After digging into this and reading through the mentioned CloudFormation issue it seems to me like this is a situation that CloudFormation is working to fix & improve. At the least we should be getting a relatively quick error from CloudFormation rather than having to wait for the timeout. From my research It wasn't clear to me if CloudFormation intends for ASG's configured with managedTerminationProtection: 'ENABLED' to be automatically cleaned up by CloudFormation. It may turn out that they decide to require manually disabling instance's scale-in protection similar to how non-empty S3 buckets are handled by CloudFormation today. If we can get a definitive answer on this and it turns out to be the case then we should probably look into adding an opt-in custom-resource for ASG cleanup (similar to how we handle auto deleting objects in a Bucket via autoDeleteObjects).

In the meantime I've created a PR that improves some of our documentation for the enableManaged* options. I've also added a note of the delete behavior to the ECS README (the ECS overview doc page) and a link to this issue for anyone who is interested in workarounds such as the custom resource solution that @elliot-nelson suggested (thanks for sharing!)

github-actions[bot] commented 1 year ago

⚠️COMMENT VISIBILITY WARNING⚠️

Comments on closed issues are hard for our team to see.
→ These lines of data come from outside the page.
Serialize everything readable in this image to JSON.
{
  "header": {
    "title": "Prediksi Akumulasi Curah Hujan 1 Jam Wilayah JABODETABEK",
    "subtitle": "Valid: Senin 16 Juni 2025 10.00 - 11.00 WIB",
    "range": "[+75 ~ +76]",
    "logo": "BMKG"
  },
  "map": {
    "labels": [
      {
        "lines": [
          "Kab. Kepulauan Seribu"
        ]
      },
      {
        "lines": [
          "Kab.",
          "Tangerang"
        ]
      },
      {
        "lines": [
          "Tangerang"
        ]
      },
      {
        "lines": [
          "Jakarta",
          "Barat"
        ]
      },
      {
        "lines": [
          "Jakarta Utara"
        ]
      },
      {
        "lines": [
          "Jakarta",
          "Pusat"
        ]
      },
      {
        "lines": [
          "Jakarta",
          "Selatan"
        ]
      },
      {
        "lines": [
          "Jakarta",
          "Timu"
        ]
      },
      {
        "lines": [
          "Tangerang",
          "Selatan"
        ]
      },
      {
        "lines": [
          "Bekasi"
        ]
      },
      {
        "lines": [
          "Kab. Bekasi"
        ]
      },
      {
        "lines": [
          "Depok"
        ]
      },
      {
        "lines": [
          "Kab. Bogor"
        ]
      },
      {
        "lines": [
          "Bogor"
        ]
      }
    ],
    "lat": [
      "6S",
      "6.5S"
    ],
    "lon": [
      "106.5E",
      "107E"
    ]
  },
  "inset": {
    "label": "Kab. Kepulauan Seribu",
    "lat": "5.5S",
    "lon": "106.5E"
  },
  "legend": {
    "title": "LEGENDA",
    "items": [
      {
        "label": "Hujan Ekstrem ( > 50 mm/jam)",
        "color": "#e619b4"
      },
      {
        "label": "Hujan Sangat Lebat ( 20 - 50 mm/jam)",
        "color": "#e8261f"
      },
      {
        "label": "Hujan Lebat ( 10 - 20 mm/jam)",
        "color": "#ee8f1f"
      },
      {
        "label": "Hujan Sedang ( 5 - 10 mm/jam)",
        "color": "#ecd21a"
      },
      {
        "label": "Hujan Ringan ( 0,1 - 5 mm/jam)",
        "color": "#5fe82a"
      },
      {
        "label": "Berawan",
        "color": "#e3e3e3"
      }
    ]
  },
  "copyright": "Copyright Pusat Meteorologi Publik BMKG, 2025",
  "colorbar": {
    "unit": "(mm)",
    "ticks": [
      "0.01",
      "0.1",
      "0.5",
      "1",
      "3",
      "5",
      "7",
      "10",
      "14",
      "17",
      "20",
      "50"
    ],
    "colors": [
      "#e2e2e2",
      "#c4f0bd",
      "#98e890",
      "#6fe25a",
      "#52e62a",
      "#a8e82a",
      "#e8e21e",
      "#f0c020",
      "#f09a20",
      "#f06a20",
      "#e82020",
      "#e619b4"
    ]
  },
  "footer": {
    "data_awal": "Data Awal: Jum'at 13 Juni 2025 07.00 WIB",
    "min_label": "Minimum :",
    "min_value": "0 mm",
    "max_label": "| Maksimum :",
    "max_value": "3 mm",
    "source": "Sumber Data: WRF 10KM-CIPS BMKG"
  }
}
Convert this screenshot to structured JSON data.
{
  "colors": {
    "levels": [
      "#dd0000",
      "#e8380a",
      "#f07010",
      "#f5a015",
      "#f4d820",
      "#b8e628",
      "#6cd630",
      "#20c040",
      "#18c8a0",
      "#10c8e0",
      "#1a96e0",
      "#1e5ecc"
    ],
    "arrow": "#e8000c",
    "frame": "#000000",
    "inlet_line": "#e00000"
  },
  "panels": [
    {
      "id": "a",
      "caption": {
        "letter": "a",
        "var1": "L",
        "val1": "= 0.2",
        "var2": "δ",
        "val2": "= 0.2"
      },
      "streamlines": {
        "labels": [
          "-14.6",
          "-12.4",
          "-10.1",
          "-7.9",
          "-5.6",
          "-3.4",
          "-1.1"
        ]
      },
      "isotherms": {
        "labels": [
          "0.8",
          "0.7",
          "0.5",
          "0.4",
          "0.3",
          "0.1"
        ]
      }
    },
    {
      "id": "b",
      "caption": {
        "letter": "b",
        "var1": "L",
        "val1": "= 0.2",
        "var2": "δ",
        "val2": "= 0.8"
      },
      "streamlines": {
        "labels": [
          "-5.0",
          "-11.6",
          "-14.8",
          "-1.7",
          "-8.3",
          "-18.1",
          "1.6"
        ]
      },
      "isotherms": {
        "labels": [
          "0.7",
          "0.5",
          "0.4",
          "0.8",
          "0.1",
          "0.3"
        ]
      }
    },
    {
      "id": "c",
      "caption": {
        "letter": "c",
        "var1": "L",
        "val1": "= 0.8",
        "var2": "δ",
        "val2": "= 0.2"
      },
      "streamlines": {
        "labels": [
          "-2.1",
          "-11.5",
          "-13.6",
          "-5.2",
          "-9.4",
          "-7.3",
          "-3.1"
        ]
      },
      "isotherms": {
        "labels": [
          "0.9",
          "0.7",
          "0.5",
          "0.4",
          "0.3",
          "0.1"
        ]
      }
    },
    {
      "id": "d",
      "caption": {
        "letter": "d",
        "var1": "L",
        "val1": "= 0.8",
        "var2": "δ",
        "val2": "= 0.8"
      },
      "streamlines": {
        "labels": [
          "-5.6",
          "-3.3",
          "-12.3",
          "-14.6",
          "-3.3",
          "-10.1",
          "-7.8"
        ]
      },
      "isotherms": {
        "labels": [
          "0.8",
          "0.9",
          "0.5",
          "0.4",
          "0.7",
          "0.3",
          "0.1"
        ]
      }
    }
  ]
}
If you need more assistance, please either tag a team member or open a new issue that references this one. If you wish to keep having a conversation with other community members under this issue feel free to do so.

Ten0 commented 1 year ago

@ryparker I think in "Related to but does not fix: https://github.com/aws/aws-cdk/issues/18179" the bot may have captured "fix: https://github.com/aws/aws-cdk/issues/18179" ^^ Issue should probably be reopened.

nathanpeck commented 8 months ago

Hey all, I've created a reference CloudFormation template that demonstrates how to avoid this issue. The end to end solution for the capacity provider with working teardown can be found here: https://containersonaws.com/pattern/ecs-ec2-capacity-provider-scaling

You can also refer directly to the sample code for the Lambda function here: https://github.com/aws-samples/container-patterns/blob/main/pattern/ecs-ec2-capacity-provider-scaling/files/cluster-capacity-provider.yml#L48-L123

In short, this solution implements a custom ASG destroyer resource, which is used to force kill the ASG so that it does not block the CloudFormation stack teardown.

simi-obs commented 2 months ago

Hello there fellas, I was using the workaround with force deleting the ASG using custom resource for some time and it worked great.

Leately (last few weeks), I have started to get following error:

Resource handler returned message: "Error occurred during operation 'DeleteClusters SDK Error: The Cluster cannot be
             deleted while Container Instances are active or draining. (Service: AmazonECS; Status Code: 400; Error Code: ClusterContainsContainerInstancesException

How is this possible? The ASG is fully deleted before the cluster delete is initiated (I can see it in the Cloudformation events and ASG resource is dependent on cluster). If the ASG is deleted, all of the instances should be deleted as well.

See the attached screenshot of CF events as well

image

What is with the sudden behavior change?